Lofty ideals indeed for a nation with an absolute monarchy, one newspaper, only 20,000 radios and fewer than 200 televisions (the population is only 700,000 or so). There are fewer than 4,000 telephones in domestic use and virtually no computers.

The autocratic monarch of this isolated Himalayan kingdom is renowned for wanting to keep it that way. King Jigme Singye Wangchuck - despite being educated in the West - has gone to great lengths to preserve the culture and purity of the land and its people. In the 27 years of his reign he has decreed that traditional Bhutanese costume, the Gho for men and the Kira for women, is compulsory. Those who wear anything else face a pounds 2 fine, which amounts to three days' wages.

With the arrival of this new "catalyst in the task of nation-building", perhaps he will go on to allow his subjects to wear what they please. Maybe even jeans, which are considered to be the height of decadence and are banned.
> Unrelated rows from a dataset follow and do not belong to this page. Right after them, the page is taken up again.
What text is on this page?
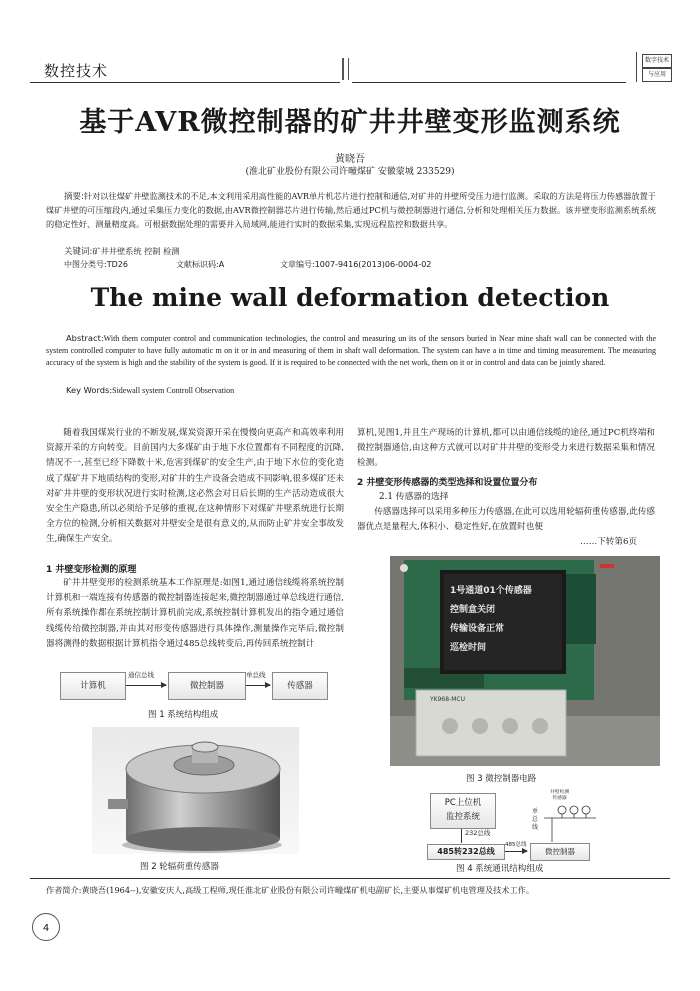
数控技术
数字技术
与应用
基于AVR微控制器的矿井井壁变形监测系统
黄晓吾
(淮北矿业股份有限公司许疃煤矿 安徽蒙城 233529)
摘要:针对以往煤矿井壁监测技术的不足,本文利用采用高性能的AVR单片机芯片进行控制和通信,对矿井的井壁所受压力进行监测。采取的方法是将压力传感器放置于煤矿井壁的可压缩段内,通过采集压力变化的数据,由AVR微控制器芯片进行传输,然后通过PC机与微控制器进行通信,分析和处理相关压力数据。该井壁变形监测系统系统的稳定性好、测量精度高。可根据数据处理的需要并入局域网,能进行实时的数据采集,实现远程监控和数据共享。
关键词:矿井井壁系统 控制 检测
中图分类号:TD26	文献标识码:A	文章编号:1007-9416(2013)06-0004-02
The mine wall deformation detection
Abstract:With them computer control and communication technologies, the control and measuring un its of the sensors buried in Near mine shaft wall can be connected with the system controlled computer to have fully automatic m on it or in and measuring of them in shaft wall deformation. The system can have a in time and timing measurement. The measuring accuracy of the system is high and the stability of the system is good. If it is required to be connected with the net work, them on it or in control and data can be jointly shared.
Key Words:Sidewall system Controll Observation

随着我国煤炭行业的不断发展,煤炭资源开采在慢慢向更高产和高效率利用资源开采的方向转变。目前国内大多煤矿由于地下水位置都有不同程度的沉降,情况不一,甚至已经下降数十米,危害到煤矿的安全生产,由于地下水位的变化造成了煤矿井下地质结构的变形,对矿井的生产设备会造成不同影响,很多煤矿还未对矿井井壁的变形状况进行实时检测,这必然会对日后长期的生产活动造成很大安全生产隐患,所以必须给予足够的重视,在这种情形下对煤矿井壁系统进行长期全方位的检测,分析相关数据对井壁安全是很有意义的,从而防止矿井安全事故发生,确保生产安全。

1 井壁变形检测的原理

矿井井壁变形的检测系统基本工作原理是:如图1,通过通信线缆将系统控制计算机和一端连接有传感器的微控制器连接起来,微控制器通过单总线进行通信,所有系统操作都在系统控制计算机前完成,系统控制计算机发出的指令通过通信线缆传给微控制器,并由其对形变传感器进行具体操作,测量操作完毕后,微控制器将测得的数据根据计算机指令通过485总线转变后,再传回系统控制计

计算机
通信总线
微控制器
单总线
传感器
图 1 系统结构组成
图 2 轮辐荷重传感器

算机,见图1,并且生产现场的计算机,都可以由通信线缆的途径,通过PC机终端和微控制器通信,由这种方式就可以对矿井井壁的变形受力来进行数据采集和情况检测。

2 井壁变形传感器的类型选择和设置位置分布
2.1 传感器的选择

传感器选择可以采用多种压力传感器,在此可以选用轮辐荷重传感器,此传感器优点是量程大,体积小、稳定性好,在放置时也便

……下转第6页
1号通道01个传感器
控制盒关闭
传输设备正常
巡检时间
YK968-MCU
图 3 微控制器电路
PC上位机
监控系统
232总线
485转232总线
485总线
微控制器
单
总
线
井壁检测
传感器
图 4 系统通讯结构组成
作者简介:黄晓吾(1964--),安徽安庆人,高级工程师,现任淮北矿业股份有限公司许疃煤矿机电副矿长,主要从事煤矿机电管理及技术工作。
4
Another bad week for Lenin

Last week we told you about a statue of Lenin outside a restaurant in Las Vegas which was decapitated to keep the patrons happy. Someone went further in the town of Berezovsky in the Ural Mountains: last Thursday, the anniversary of the old despot's birth in 1870, his statue was blown up. The local chief of police, Mikhail Onuchin, says an investigation is under way, but "many fantasies could be associated with this explosion". What he means, or what these "fantasies" might be, is a mystery.

After the air war: low-flying yogis

The Natural Law Party has what it considers to be the solution to the current Balkans conflict. In a letter to Nato, it is offering training in transcendental meditation for 10,000 troops.

Natural Law Party leaders from eight European Union states sent the open letter to Nato and the EU explaining that meditation and yogic flying - a type of cross-legged levitation - would "create an atmosphere in which a stable solution will naturally emerge". Daily training in the techniques would apparently enable troops to re-establish harmony in the region "not by talking or bombing but by radiating peace".

The party has appealed for practitioners of yogic flying to converge urgently at the Croatian resort of Dubrovnik to generate an atmosphere of peace throughout the region. What are you waiting for?